The two female demonstrators from Collectif Nemesis, a feminist identarian group for young French and Swiss women, made their way onto the red carpet on Friday as staff tried to cover up the message and tear down the banner.
Director Alice Cordier shared photos of the protest on X, and the group on Sunday posted a video clip of the event on social media showing activists with the same banner in front of the iconic Cannes road sign.
Évidemment la sécurité du @Festival_Cannes nous a très rapidement évacuées . On ne déroule pas le tapis rouge à tous les messages politiques 🤫 #foreignrapistsout #violeursetrangersdehors #festivaldecannes2024 #cannes2024 pic.twitter.com/YGZZmxIYIX
— Collectif Némésis (@Coll_Nemesis) May 24, 2024
“Activists from the Collectif Nemesis group invited themselves to the Cannes film festival demanding that rapists from other countries be expelled from Europe,” Ms Cordier wrote.
“We are launching a #MeTooImmigration movement because our voices count too!”
The group’s official X account wrote: “In this event where patriarchy and VSS [sexual and gender-based violence] are so often denounced, we wanted to call out the over-representation of foreigners in violence against women.”
It went on to list four demands – the explusion of foreign rapists, the application of the obligation to leave France, the use of ethnic crime statistics, and that the state protect women from the “misogyny specific to certain immigrant cultures”.
Aujourd’hui avec @anais_nemesis_ nous avons profité de l’événement #Cirqueetfanfares à #dole pour faire passer notre message : VIOLEURS ÉTRANGERS DEHORS
Jusqu’à ce que de courageux hommes viennent nous arracher VIOLEMMENT notre matériel. #violeursetrangersdehors @collnemesis pic.twitter.com/hPJXbwLAXY— Yona Faedda – Enfant De France (@yona_nms) May 19, 2024
The demonstration came just two weeks after two activists held a banner with the same slogan but in French, in Dole, eastern France.
A short video of the scene shows a man, later identified as a French Communist Party activist, violently tear down the banner.
In April one of the same activists, Yona Faedda, 19, was arrested in Besançon for a similar protest, and detained for 10 hours before being released. Her home was also raided and computer equipment seized.
Signs held at that demonstration read “foreign rapists out” “free us from immigration” and “46 women could have been spared if the OQTF [obligation to leave France] had been applied in 2023”.
A Collectif Nemesis spokesperson said at the time: “What justified such procedures?

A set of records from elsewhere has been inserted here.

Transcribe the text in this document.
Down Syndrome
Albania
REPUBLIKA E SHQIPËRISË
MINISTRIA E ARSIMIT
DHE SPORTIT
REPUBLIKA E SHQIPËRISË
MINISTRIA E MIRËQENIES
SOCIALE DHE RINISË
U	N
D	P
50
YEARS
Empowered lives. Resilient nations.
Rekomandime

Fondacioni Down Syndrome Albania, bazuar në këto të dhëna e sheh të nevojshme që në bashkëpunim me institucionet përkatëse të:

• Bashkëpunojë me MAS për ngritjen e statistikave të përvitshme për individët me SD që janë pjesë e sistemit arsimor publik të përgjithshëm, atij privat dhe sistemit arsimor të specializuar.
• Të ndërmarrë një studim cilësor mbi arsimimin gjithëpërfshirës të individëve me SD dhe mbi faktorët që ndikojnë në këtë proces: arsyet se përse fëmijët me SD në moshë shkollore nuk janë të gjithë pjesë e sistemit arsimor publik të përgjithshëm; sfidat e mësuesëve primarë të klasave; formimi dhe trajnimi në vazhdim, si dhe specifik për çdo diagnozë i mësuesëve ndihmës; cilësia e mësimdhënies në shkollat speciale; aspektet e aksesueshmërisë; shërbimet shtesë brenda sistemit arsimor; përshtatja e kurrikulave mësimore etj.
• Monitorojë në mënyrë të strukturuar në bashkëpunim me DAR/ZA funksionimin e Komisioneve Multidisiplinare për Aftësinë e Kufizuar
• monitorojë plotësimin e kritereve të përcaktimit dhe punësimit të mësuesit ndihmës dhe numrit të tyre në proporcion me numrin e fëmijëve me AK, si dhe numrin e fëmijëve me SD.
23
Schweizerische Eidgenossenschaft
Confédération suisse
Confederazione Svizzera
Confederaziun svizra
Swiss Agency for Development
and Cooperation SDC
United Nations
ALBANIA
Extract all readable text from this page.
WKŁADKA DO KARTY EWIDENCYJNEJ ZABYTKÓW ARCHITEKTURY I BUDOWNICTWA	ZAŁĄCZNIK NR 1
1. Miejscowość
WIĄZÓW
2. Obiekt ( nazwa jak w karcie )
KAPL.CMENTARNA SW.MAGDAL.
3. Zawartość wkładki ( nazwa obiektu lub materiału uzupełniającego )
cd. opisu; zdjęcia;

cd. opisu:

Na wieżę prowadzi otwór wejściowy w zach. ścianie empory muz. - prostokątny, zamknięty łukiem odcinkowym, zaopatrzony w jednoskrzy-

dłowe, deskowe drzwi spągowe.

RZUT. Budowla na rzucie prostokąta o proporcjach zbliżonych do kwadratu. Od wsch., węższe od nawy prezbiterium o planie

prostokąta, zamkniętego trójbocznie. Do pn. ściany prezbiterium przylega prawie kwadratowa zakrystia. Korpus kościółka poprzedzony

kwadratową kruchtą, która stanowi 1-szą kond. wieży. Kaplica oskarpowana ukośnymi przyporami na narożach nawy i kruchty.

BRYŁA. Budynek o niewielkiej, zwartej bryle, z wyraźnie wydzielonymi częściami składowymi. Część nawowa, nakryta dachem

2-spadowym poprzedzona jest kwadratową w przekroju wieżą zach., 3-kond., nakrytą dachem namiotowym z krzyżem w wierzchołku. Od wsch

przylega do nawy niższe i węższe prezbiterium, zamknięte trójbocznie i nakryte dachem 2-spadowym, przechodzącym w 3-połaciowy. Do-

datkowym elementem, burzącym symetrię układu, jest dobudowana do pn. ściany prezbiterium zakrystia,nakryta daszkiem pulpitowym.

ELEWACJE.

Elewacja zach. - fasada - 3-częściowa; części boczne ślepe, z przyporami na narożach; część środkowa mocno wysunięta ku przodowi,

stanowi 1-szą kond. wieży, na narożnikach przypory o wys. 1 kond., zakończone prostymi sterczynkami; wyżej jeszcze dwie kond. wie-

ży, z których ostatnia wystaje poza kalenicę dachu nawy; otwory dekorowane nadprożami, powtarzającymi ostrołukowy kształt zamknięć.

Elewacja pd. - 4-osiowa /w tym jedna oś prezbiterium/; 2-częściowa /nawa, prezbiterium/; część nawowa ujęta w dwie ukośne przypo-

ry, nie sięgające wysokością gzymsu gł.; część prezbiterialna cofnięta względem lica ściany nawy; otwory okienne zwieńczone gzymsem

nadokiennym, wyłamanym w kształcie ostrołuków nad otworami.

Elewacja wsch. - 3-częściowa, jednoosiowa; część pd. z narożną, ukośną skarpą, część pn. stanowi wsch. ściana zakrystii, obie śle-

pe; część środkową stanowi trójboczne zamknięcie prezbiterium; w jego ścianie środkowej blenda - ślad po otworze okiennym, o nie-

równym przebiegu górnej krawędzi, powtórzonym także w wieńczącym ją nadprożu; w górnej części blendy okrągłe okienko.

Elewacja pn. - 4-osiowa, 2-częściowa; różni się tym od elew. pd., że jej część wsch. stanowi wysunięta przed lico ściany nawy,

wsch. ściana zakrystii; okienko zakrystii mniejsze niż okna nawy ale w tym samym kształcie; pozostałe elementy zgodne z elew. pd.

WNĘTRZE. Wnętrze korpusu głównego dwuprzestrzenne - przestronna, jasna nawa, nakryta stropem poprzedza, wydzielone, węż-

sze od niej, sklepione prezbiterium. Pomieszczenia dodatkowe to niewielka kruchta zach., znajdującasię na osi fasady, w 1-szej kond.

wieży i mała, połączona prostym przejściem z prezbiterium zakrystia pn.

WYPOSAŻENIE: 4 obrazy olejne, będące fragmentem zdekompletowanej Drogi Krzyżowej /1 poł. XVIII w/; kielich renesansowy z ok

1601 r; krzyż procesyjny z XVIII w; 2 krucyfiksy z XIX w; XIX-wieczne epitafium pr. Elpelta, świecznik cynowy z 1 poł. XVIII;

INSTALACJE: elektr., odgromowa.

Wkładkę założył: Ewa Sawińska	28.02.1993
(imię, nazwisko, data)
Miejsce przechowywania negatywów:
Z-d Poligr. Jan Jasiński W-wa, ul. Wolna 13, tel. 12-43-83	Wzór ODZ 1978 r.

Our activists are treated as potential terrorists when their only wrong was to demand the application of the law.”
They also pointed out that the town’s mayor had pushed for Afghan refugees to be resettled there, and that one had gone on to rape a young woman.
The Cannes protest received an overwhelmingly positive reaction on X, with Ms Cordier’s posts attracting hundreds of comments.
But the corporate media, both in France and abroad, is yet to write a single article on the topic, although plenty of coverage has been given to Cate Blanchett’s dress in Palestinian colours, a nude pro-Ukraine protester, and other French feminist activists demonstrating about domestic violence.
Police data released in April shows that 77% of the solved rape cases in Paris in 2023 were committed by non-citizens, out of a foreign-born population of 20.3%.
Noticer News contacted Ms Cordier for comment.